For instance, if you are contemplating moving your business to a new city or expanding operations, you may have to compare several factors like local regulations, availability of raw material and customer preferences. While the apparent loss may be the cost higher cost of expansion, some other losses are the increased taxes, restricted market and challenges of trying to enter a new market. If you choose to expand in the current city, you may have a familiar market, but you lose the chance to expand into new territory and earn a higher market share.

### 4. Use the mathematical formula to calculate the opportunity cost

Once you know the potential losses and gains, you can calculate the opportunity cost by using the mathematical formula. The formula for calculating opportunity cost is as follows:

Opportunity cost = Return on the option not chosen - Return on the option chosen

For example, say you have two job offers in two different countries. If you choose the job in country A, you get ₹10,00,000 a year, and if you choose job B, you get ₹15,00,000. Based on these numbers and the given formula, the opportunity cost of choosing job A is ₹5,00,000. You can lose ₹5,00,000 if you choose job A, but there are other factors such as cost of living or distance to the workplace that can influence your choice of selecting the job. If necessary, you make this calculation using different variables to make an informed decision.

### 5. Make a well-informed decision

Once you have the opportunity cost of making a decision, it is vital to ensure that the gains are higher than the losses. It is important to remember that not all losses or gains are financial. Use your judgement to evaluate the other factors that affect your decision.

Related: What Is Decision Making? Definition, Types And Tips

## An example of opportunity cost

You start receiving ₹10,000 extra each month from your investments. You have the option of saving all of this money each month or spending half of it and saving the rest of it. If you continue saving all the money for 10 years, you can have an additional ₹12,00,000 by the end of the ten years. But if you save just half of it, you can only have an additional ₹6,00,000. Additionally, if you spend the money on luxuries such as eating out more often, it may affect your health.

By saving more money, you can have some extra money available during emergencies or when you want to make an expensive purchase, like a house or car. You can also use the funds to invest in your professional career. So, while there are some obvious potential gains, there are also some underlying gains and potential losses of choosing one alternative over the other. Suppose you select the option of saving half of your money, the opportunity cost as calculated by the formula is ₹6,00,000. In this example, ₹6,00,000 is the opportunity cost of choosing the second option.

## When to use opportunity cost calculations

You can use opportunity cost calculations whenever you are making a choice between two or more alternatives. It helps you identify the most viable decision and also encourages you to look at critical variables. For example, while evaluating two job offers based on salary, the opportunity cost may encourage you to consider factors beyond money to justify whether choosing a job with a higher salary is the most profitable decision.

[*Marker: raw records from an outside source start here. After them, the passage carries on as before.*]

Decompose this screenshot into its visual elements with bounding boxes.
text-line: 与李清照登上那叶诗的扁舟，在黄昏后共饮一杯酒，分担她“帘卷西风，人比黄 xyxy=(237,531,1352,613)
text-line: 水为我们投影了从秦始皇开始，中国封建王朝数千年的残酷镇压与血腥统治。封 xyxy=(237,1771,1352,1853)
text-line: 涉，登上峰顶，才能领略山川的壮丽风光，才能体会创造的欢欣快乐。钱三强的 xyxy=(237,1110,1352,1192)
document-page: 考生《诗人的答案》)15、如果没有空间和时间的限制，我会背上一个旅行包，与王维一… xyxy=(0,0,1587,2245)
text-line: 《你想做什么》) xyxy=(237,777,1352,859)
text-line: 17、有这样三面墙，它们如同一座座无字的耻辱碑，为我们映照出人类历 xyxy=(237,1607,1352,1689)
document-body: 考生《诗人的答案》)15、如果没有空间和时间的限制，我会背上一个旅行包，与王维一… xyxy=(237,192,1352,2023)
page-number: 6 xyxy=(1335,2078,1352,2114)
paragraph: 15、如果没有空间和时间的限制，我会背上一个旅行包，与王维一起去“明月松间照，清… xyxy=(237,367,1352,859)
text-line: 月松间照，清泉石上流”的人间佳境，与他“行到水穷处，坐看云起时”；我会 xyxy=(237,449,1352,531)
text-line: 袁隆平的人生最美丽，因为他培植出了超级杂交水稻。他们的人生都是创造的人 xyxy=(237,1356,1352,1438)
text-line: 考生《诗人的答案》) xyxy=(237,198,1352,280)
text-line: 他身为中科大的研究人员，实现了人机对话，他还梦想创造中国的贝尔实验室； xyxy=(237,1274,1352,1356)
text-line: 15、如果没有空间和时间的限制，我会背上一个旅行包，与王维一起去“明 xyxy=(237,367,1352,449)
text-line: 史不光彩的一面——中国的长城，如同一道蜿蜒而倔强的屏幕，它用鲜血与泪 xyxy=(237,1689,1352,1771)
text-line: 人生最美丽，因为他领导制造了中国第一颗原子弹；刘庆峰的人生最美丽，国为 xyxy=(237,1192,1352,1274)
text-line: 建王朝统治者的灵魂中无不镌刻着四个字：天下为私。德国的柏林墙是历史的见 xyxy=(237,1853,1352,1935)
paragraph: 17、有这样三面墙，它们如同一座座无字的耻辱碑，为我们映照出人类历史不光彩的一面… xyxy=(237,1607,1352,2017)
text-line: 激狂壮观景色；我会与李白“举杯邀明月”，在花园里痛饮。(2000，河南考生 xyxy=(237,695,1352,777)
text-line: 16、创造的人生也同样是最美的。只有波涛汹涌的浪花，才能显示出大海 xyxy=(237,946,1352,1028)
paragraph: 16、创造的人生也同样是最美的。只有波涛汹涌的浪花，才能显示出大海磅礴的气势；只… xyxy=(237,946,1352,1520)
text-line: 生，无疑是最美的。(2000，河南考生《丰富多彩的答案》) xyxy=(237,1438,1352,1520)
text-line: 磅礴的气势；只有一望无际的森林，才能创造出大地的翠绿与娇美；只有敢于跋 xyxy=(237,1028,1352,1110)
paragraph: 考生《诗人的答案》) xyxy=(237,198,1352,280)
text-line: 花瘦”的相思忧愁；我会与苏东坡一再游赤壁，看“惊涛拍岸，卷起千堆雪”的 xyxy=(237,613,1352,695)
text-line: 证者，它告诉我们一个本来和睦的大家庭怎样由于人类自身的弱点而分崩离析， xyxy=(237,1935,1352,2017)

## Drawbacks of opportunity cost calculation

Though opportunity cost can be a great tool that helps in decision making, it may have some drawbacks that prevent it from being useful in every situation. Opportunity cost calculations are most common when analysing future situations, but sometimes, there may not be enough time to evaluate the choices using the formula. For example, you may not be able to use the formula immediately while choosing between two brands of cereal at a departmental store.

Opportunity cost calculations use assumptions about the future, and the actual situations may vary. In cases with a high level of variability, this formula may be ineffective. While calculating the opportunity cost of any decision, there may be several other factors that influence your decision, such as time, energy spent, state of mind and health. It may be challenging to quantify such variables and include them accurately in the formula, as the opportunity cost formula only includes the return on the forsaken option and the return on the chosen option.